2016, hey? Wow. The first week of a new year is a popular time to think about resolutions and what you want to achieve in the coming year. There's been a whole lot of ‘doing’ and ‘accomplishing’ in my life over the past two years. What I’ve learned is that nothing makes time go by faster than crossing off lists and crushing goals. After I received my certificate and school had officially officially officially come to an end, I found myself, and others, asking the question: "So, now what?" And I was continually surprised at the shoulder-shrugging immediate answer that kept coming up: "Nothing". Wait, what?! So I've spent some solid hours over the last couple of months reflecting on the source of this ambivalence. Am I afraid to take a leap? Am I afraid of failure? Am I no longer inspired? And the answer to all of these questions kept coming up as a solid "No." Rather, what keeps coming up is a very pure and honest desire to allow myself the space to be open to receive opportunity. I've planted the seeds, and it's time to let them grow. Of course there will be some 'doing' along the way; the seeds have to be watered, the garden has to be weeded. So it's not really "nothing"; it's simply a different part of the process.
My Type A self 10 or maybe even five years ago would have read this and scoffed: Opportunity doesn't just come to you! You have to go after it 150%! Maybe true. And maybe, just maybe, there's another way. Bear with me here.
In her book “Rising Strong”, author and researcher Brene Brown talks about the ego as the “inner hustler”. She says our inner hustler avoids truth and vulnerability and tells us to compete, compare, please, perfect. It has little tolerance for discomfort or self-reflection; instead, the inner hustler is a huge fan of avoidance. Personally, my inner hustler has done a great job at different times distracting me from aspects of my self and my life that I didn’t necessarily like all that much, and/or that I was too afraid to look at. Hustling meant I was too busy to look at any of it: out of sight, out of mind. Right? Not quite. What it really meant is that I was preventing my true self from shining through the hustler's armor. What I needed was to s-l-o-w down. And since life will always show you what you need to learn, my lesson showed up as a car accident. Today, I wear a lot less armor, and I am a lot more clear on who I truly am and how I want to show up in this life. Yes, the hustler lives on, she's just a heck of a lot quieter.
Okay, but but but if we're not busy doing and accomplishing 150 million things, then what are we doing?! What happens when that inner hustler gets to be a noisy distraction again? In her book on the creative process "Big Magic”, author Elizabeth Gilbert talks about staying open to opportunity. Ideas are energy swirling around searching for an available and willing human partner. And, if you're too distracted to notice the idea trying to get your attention, it will move on and find someone else. I love this! It feels like the complete opposite of hustling.

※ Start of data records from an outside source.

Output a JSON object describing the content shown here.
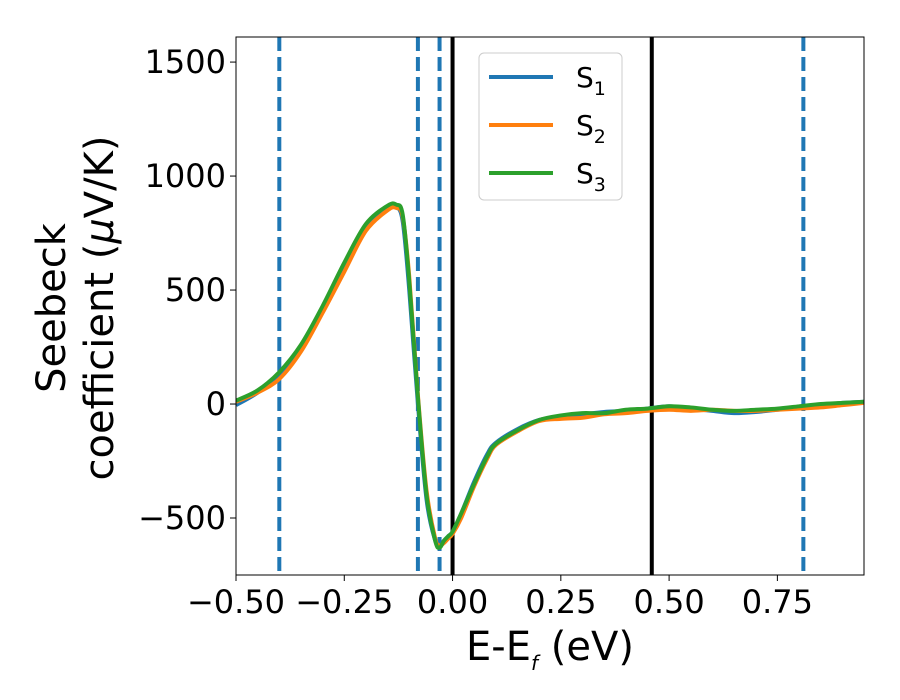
{
  "chart_data": {
    "type": "line",
    "xlabel_main": "E-E",
    "xlabel_sub": "f",
    "xlabel_unit": " (eV)",
    "ylabel_line1": "Seebeck",
    "ylabel_line2_pre": "coefficient  (",
    "ylabel_mu": "μ",
    "ylabel_line2_post": "V/K)",
    "xlim": [
      -0.5,
      0.95
    ],
    "ylim": [
      -750,
      1610
    ],
    "x_ticks": [
      -0.5,
      -0.25,
      0.0,
      0.25,
      0.5,
      0.75
    ],
    "x_tick_labels": [
      "−0.50",
      "−0.25",
      "0.00",
      "0.25",
      "0.50",
      "0.75"
    ],
    "y_ticks": [
      -500,
      0,
      500,
      1000,
      1500
    ],
    "y_tick_labels": [
      "−500",
      "0",
      "500",
      "1000",
      "1500"
    ],
    "grid": false,
    "legend_position": "top-center",
    "vlines_dashed": {
      "color": "#1f77b4",
      "x": [
        -0.4,
        -0.08,
        -0.03,
        0.81
      ]
    },
    "vlines_solid": {
      "color": "#000000",
      "x": [
        0.0,
        0.46
      ]
    },
    "series": [
      {
        "name": "S",
        "sub": "1",
        "color": "#1f77b4",
        "x": [
          -0.5,
          -0.45,
          -0.4,
          -0.35,
          -0.3,
          -0.25,
          -0.2,
          -0.15,
          -0.13,
          -0.115,
          -0.1,
          -0.08,
          -0.06,
          -0.04,
          -0.03,
          -0.02,
          -0.01,
          0.0,
          0.02,
          0.05,
          0.08,
          0.1,
          0.15,
          0.2,
          0.25,
          0.3,
          0.35,
          0.4,
          0.45,
          0.5,
          0.55,
          0.6,
          0.65,
          0.7,
          0.75,
          0.8,
          0.85,
          0.9,
          0.95
        ],
        "y": [
          -5,
          50,
          130,
          250,
          420,
          610,
          780,
          860,
          865,
          800,
          500,
          0,
          -420,
          -600,
          -620,
          -600,
          -580,
          -560,
          -480,
          -340,
          -220,
          -170,
          -110,
          -70,
          -55,
          -45,
          -35,
          -30,
          -20,
          -10,
          -20,
          -30,
          -40,
          -35,
          -25,
          -15,
          -5,
          5,
          10
        ]
      },
      {
        "name": "S",
        "sub": "2",
        "color": "#ff7f0e",
        "x": [
          -0.5,
          -0.45,
          -0.4,
          -0.35,
          -0.3,
          -0.25,
          -0.2,
          -0.15,
          -0.13,
          -0.115,
          -0.1,
          -0.08,
          -0.06,
          -0.04,
          -0.03,
          -0.02,
          -0.01,
          0.0,
          0.02,
          0.05,
          0.08,
          0.1,
          0.15,
          0.2,
          0.25,
          0.3,
          0.35,
          0.4,
          0.45,
          0.5,
          0.55,
          0.6,
          0.65,
          0.7,
          0.75,
          0.8,
          0.85,
          0.9,
          0.95
        ],
        "y": [
          10,
          50,
          110,
          230,
          400,
          580,
          760,
          850,
          860,
          820,
          560,
          40,
          -380,
          -590,
          -620,
          -610,
          -590,
          -570,
          -500,
          -360,
          -240,
          -180,
          -120,
          -75,
          -65,
          -60,
          -45,
          -40,
          -30,
          -25,
          -30,
          -25,
          -30,
          -30,
          -25,
          -20,
          -15,
          -5,
          5
        ]
      },
      {
        "name": "S",
        "sub": "3",
        "color": "#2ca02c",
        "x": [
          -0.5,
          -0.45,
          -0.4,
          -0.35,
          -0.3,
          -0.25,
          -0.2,
          -0.15,
          -0.13,
          -0.115,
          -0.1,
          -0.08,
          -0.06,
          -0.04,
          -0.03,
          -0.02,
          -0.01,
          0.0,
          0.02,
          0.05,
          0.08,
          0.1,
          0.15,
          0.2,
          0.25,
          0.3,
          0.35,
          0.4,
          0.45,
          0.5,
          0.55,
          0.6,
          0.65,
          0.7,
          0.75,
          0.8,
          0.85,
          0.9,
          0.95
        ],
        "y": [
          15,
          60,
          140,
          260,
          430,
          620,
          790,
          870,
          875,
          830,
          540,
          30,
          -400,
          -600,
          -630,
          -600,
          -580,
          -560,
          -480,
          -350,
          -230,
          -175,
          -115,
          -70,
          -50,
          -40,
          -40,
          -25,
          -20,
          -10,
          -15,
          -25,
          -30,
          -25,
          -20,
          -10,
          0,
          5,
          10
        ]
      }
    ]
  }
}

Gilbert says we have to start forgetting about being perfect, step off the hamster wheel, and "learn how to become a deeply disciplined half-ass." Talk about a marked departure from my usual line of thinking! And, I'm 150 million percent buying it.
So, this year, out of curiosity and in the words of Danielle Doby, I'm cultivating my inner half-ass and giving myself permission to: “Ditch the resolutions" and I'm inviting you to consider doing the same. Consider measuring success by your dedication to your path, rather than your list of accomplishments. Life will happen around you, regardless of your best laid plans. Let yourself off the hook when you need to. Stay open to the creative process. Find the lessons in the let downs. Be kind to yourself. Ease up on the distractions. And celebrate often. You have the ability to be your own worst enemy or your own best cheerleader.